Let's say the Fed can influence long-term rates. The long bond price depends on expectations. I don't buy any of them when long-term rates are going up -- which I expect as long as the world-wide capital shortage lasts and the world-wide tech stock boom continues. Short-term rates are controlled not by expectations but by reality. If a bank needs reserves to meet the daily fed requirements, it must sell (or repo) some of its short-term federal paper or fed funds (other banks' reserves). It has no choice. It simply must. It can't afford to care what the market interest rate may be. In a sustained demand for reserves, it may tickle its short-term or even long-term investments. Ordinarily, it trades reserves and short-term treasury paper. The short-term rate is the result of this higgling in the market. When the fed wants to tighten, it sells Treasuries (always short) and slops up liquidity. When it wants to expand the money supply, it buys Treasuries, and this affects the Fed Funds rate. But remember, the Fed usually has no short-term or long-term interest rate targets. It has soft monetary targets. Read their minutes.

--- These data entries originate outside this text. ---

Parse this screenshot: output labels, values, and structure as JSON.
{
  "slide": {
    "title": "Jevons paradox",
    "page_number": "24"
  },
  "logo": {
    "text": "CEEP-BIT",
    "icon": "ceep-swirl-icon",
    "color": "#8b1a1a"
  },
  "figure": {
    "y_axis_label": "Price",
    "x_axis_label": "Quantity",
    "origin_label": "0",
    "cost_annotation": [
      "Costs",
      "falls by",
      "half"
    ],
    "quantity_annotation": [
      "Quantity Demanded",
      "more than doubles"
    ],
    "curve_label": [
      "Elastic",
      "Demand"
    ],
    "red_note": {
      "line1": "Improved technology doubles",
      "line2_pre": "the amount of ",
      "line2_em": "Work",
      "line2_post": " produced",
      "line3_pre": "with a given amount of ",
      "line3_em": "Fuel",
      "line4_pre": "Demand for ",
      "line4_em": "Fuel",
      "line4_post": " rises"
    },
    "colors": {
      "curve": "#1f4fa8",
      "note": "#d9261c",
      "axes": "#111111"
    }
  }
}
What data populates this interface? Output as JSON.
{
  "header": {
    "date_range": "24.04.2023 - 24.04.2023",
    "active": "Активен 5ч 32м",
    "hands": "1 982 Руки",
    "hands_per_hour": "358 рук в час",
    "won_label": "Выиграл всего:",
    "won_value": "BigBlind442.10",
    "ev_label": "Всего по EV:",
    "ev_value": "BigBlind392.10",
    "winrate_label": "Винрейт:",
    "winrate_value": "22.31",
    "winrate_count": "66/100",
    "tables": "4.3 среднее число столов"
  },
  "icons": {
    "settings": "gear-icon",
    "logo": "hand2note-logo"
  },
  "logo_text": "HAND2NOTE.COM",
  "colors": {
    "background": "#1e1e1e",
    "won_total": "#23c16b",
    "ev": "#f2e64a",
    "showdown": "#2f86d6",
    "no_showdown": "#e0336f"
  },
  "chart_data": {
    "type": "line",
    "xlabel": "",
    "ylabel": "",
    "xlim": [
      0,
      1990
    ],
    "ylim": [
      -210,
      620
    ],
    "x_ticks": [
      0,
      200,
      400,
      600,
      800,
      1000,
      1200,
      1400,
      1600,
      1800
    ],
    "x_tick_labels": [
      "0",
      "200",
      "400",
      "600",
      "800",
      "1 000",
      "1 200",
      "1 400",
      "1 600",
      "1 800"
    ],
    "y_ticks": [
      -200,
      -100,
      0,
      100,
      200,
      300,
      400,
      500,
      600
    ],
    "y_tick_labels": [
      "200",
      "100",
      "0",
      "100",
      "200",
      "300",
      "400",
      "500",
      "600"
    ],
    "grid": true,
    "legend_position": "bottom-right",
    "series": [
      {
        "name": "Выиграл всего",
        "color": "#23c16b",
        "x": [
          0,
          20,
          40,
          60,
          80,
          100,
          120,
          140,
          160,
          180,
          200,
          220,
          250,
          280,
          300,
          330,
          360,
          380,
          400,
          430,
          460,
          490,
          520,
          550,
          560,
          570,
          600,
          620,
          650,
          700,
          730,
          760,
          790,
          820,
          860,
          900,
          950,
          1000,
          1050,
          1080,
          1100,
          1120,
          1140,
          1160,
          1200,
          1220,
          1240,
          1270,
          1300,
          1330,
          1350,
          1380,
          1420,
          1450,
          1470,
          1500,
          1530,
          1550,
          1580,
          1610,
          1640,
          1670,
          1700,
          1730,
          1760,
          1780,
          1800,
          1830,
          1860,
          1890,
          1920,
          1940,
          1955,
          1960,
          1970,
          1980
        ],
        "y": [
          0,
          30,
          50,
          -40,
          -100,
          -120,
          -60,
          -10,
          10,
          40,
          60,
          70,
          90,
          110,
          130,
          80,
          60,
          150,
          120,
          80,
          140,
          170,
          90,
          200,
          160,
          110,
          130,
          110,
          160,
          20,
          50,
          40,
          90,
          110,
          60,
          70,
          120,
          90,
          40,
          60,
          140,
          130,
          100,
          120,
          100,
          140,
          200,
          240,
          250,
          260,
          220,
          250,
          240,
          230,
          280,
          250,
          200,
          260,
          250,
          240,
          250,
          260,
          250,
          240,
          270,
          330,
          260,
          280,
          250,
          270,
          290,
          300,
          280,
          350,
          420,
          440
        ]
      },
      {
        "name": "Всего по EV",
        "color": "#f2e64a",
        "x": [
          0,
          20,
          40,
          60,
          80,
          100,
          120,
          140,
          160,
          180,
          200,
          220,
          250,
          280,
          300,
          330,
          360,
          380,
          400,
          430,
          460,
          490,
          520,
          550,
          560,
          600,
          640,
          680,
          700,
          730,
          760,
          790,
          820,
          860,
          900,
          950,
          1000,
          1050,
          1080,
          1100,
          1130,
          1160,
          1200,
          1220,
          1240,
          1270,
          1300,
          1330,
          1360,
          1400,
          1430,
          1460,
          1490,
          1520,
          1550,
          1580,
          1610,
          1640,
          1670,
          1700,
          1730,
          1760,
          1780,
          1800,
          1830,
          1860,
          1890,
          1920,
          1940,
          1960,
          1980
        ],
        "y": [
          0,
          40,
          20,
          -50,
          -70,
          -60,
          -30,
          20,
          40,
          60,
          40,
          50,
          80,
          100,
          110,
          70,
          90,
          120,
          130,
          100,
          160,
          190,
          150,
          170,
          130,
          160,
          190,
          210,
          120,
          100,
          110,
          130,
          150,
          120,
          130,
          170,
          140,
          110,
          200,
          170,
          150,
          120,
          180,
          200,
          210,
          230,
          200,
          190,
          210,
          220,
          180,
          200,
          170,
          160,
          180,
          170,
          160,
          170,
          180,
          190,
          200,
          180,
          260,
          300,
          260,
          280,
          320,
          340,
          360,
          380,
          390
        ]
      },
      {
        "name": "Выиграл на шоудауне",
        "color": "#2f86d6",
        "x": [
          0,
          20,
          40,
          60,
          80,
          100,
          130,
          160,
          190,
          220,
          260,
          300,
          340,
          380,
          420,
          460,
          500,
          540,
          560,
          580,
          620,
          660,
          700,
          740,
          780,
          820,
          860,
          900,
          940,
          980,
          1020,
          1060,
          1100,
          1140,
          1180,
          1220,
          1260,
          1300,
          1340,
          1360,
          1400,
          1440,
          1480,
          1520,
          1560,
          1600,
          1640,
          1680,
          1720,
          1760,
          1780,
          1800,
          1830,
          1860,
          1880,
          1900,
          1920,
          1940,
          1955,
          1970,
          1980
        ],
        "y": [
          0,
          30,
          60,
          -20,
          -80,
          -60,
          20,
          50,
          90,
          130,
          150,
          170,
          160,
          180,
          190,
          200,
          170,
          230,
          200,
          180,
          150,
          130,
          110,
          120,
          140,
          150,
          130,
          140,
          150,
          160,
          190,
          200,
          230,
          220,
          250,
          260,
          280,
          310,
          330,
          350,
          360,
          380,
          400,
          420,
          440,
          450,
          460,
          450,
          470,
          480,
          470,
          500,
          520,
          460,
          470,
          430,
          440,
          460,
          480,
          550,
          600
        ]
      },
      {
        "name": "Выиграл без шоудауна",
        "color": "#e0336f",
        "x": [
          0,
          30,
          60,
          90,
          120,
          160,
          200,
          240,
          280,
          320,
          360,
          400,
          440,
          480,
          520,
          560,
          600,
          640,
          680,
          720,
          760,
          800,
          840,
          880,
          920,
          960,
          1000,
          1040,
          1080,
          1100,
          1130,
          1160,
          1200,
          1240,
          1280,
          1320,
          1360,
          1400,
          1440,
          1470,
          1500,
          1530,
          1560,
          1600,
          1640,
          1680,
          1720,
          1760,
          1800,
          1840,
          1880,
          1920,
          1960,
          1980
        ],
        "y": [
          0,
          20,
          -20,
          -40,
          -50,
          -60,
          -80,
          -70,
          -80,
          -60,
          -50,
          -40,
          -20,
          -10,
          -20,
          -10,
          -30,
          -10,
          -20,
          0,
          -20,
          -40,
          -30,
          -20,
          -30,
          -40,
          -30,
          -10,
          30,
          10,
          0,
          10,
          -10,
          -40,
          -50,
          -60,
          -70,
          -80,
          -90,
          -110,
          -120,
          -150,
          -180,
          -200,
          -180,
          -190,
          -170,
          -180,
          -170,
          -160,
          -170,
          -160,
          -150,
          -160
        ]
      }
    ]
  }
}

One never sees the 30 bond in the fed's calculations. Officially, the fed doesn't care (at least since 1951 except for a brief period in the sixties. What it is is what it is.
Now amazingly, bond traders have a range of T-30 yields available. If one consistently buys the highest yield 25yr-to-30yr bond, and sells the lowest yields he can beat the 30 year yield by up to 10 basis points. Done daily, one can live on this with a modest bond portfolio and eat beefsteak everyday. That's one way the big guys make their billions. The "slightly used bonds" are magic. I am not ready to mess with them again because of my long-term views, but if th time ever comes, you need to understand this. Note that you can margin bonds up to 90 percent of their value, thus control a million with $100,000. Miss a turning point and you are dead, but ride the curve and bring in mucho dinero. That's how the big traders in Chicago make their bread (but they are margined 100 per cent) by their sponsors.
These guys in the bond pit generate the bond yield. Yet they claim they are mere observers of the passing crowd. A modern example of the miracle of loaves and fishes.
Obviously the outcomes are the result of many interacting forces. The Treasury spends and refunds (always trying to stretch out the maturity of the debt). The fed moves the money supply according to their notion of the economy's needs. The businesses borrow long if it is cheap, or the funding margin is high, or sulk if the interest rate is too high. Most of the big techs owe nothing long, except the concessionary economic development bonds used to bribe them into locating in Puerto Rico or Oregon, or some such place. The Japanese and Americans play at the yen-carry trade -- hedged when it pays, or unhedged when they must. (The Japanese own on the average 25% of the net U.S. public debt.) The SSTF gobbles up debt voraciously. Hedge funds play Russian dollar debt. Brady bonds and agency bonds surve and wane, paying always a premium. Wall Street securitizes everything it can, and dumps the results on the bored public. About 2000 equations should do for a sector model.
More and more financial institutions have said bonds are too dangerous to play with, and have moved maximally into S&P-like Index funds. But the temptation to overweight the big techs is powerful. Every investor wants just a little more the the Four Horsemen than the S&P 500 discipline allows. So they buy more, and purchase non-market puts from the companies.
So the damned thing rolls on! Uncomprehended. Fussed at. Manipulated. Worried over. A mighty engine to power the world. A mystery! Yowzah!